A new study conducted by the National Oceanic and Atmospheric Administration (NOAA), a federal agency focused on the condition of the oceans and the atmosphere, found that cleaner air is leading to more hurricanes.
The study was written by Hiroyuki Murakami and published in Science Advances on Wednesday, a peer-reviewed multidisciplinary open-access scientific journal.
“A 50% decrease in pollution particles and droplets in Europe and the U.S. is linked to a 33% increase in Atlantic storm formation in the past couple decades, while the opposite is happening in the Pacific with more pollution and fewer typhoons,” AP reported.
Here is the abstract:
Over the past 40 years, anthropogenic aerosols have been substantially decreasing over Europe and the United States owing to pollution control measures, whereas they have increased in South and East Asia because of the economic and industrial growth in these regions. However, it is not yet clear how the changes in anthropogenic aerosols have altered global tropical cyclone (TC) activity. In this study, we reveal that the decreases in aerosols over Europe and the United States have contributed to significant decreases in TCs over the Southern Hemisphere as well as increases in TCs over the North Atlantic, whereas the increases in aerosols in South and East Asia have exerted substantial decreases in TCs over the western North Pacific. These results suggest that how society controls future emissions of anthropogenic aerosols will exert a substantial impact on the world’s TC activity.
You can read the rest of the study here.
More from AP:
NOAA hurricane scientist Hiroyuki Murakami ran numerous climate computer simulations to explain change in storm activity in different parts of the globe that can’t be explained by natural climate cycles and found a link to aerosol pollution from industry and cars — sulfur particles and droplets in the air that make it hard to breathe and see.
Scientists had long known that aerosol pollution cools the air, at times reducing the larger effects of greenhouse gases from the burning of fossil fuel and earlier studies mentioned it as a possibility in increase in Atlantic storms, but Murakami found it a factor around the world and a more direct link.
Hurricanes need warm water — which is warmed by the air — for fuel and are harmed by wind shear, which changes in upper level winds that can decapitate storm tops. Cleaner air in the Atlantic and dirtier air in the Pacific, from pollution in China and India, mess with both of those, Murakami said.
In the Atlantic, aerosol pollution peaked around 1980 and has been dropping steadily since. That means the cooling that masked some of the greenhouse gas warming is going away, so sea surface temperatures are increasing even more, Murakami said. On top of that the lack of cooling aerosols has helped push the jet stream — the river of air that moves weather from west to east on a roller-coaster like path — further north, reducing the shear that had been dampening hurricane formation.
“That’s why the Atlantic has gone pretty much crazy since the mid-90s and why it was so quiet in the 70s and 80s,” said climate and hurricane scientist Jim Kossin of the risk firm The Climate Service. He wasn’t part of the study but said it makes sense. The aerosol pollution “gave a lot of people in the 70s and 80s a break, but we’re all paying for it now.”

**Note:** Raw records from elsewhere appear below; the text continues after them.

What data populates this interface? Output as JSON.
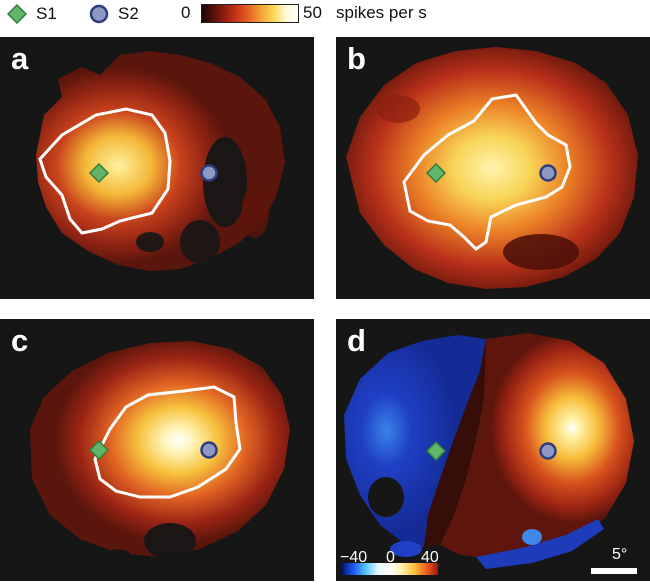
{
  "legend": {
    "s1_label": "S1",
    "s2_label": "S2",
    "scale_min": "0",
    "scale_max": "50",
    "scale_unit": "spikes per s"
  },
  "panels": [
    {
      "letter": "a"
    },
    {
      "letter": "b"
    },
    {
      "letter": "c"
    },
    {
      "letter": "d",
      "diff_scale": [
        "−40",
        "0",
        "40"
      ],
      "scale_bar_label": "5°"
    }
  ],
  "colors": {
    "s1_marker": "#62b46a",
    "s2_marker": "#8e98c4",
    "s2_outline": "#2d3d7f",
    "contour": "#ffffff",
    "background": "#161616"
  },
  "chart_data": {
    "type": "heatmap",
    "title": "",
    "colorbar": {
      "range": [
        0,
        50
      ],
      "unit": "spikes per s"
    },
    "panels": [
      {
        "letter": "a",
        "map": "response rate",
        "range": [
          0,
          50
        ],
        "markers": [
          "S1",
          "S2"
        ]
      },
      {
        "letter": "b",
        "map": "response rate",
        "range": [
          0,
          50
        ],
        "markers": [
          "S1",
          "S2"
        ]
      },
      {
        "letter": "c",
        "map": "response rate",
        "range": [
          0,
          50
        ],
        "markers": [
          "S1",
          "S2"
        ]
      },
      {
        "letter": "d",
        "map": "difference",
        "range": [
          -40,
          40
        ],
        "ticks": [
          -40,
          0,
          40
        ],
        "markers": [
          "S1",
          "S2"
        ]
      }
    ],
    "scale_bar": "5°"
  }
}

While aerosol cooling is maybe half to one-third smaller than the warming from greenhouse gases, it is about twice as effective in reducing tropical cyclone intensity compared to warming increasing it, said Columbia University climate scientist Adam Sobel, who wasn’t part of the study. As aerosol pollution stays at low levels in the Atlantic and greenhouse gas emissions grow, climate change’s impact on storms will increase in the future and become more prominent, Murakami said.
In the Pacific, aerosol pollution from Asian nations has gone up 50% from 1980 to 2010 and is starting to drop now. Tropical cyclone formation from 2001 to 2020 is 14% lower than 1980 to 2000, Murakami said.
Murakami also found a correlation that was a bit different heading south. A drop in European and American aerosol pollution changed global air patterns in a way that it meant a decrease in southern hemisphere storms around Australia.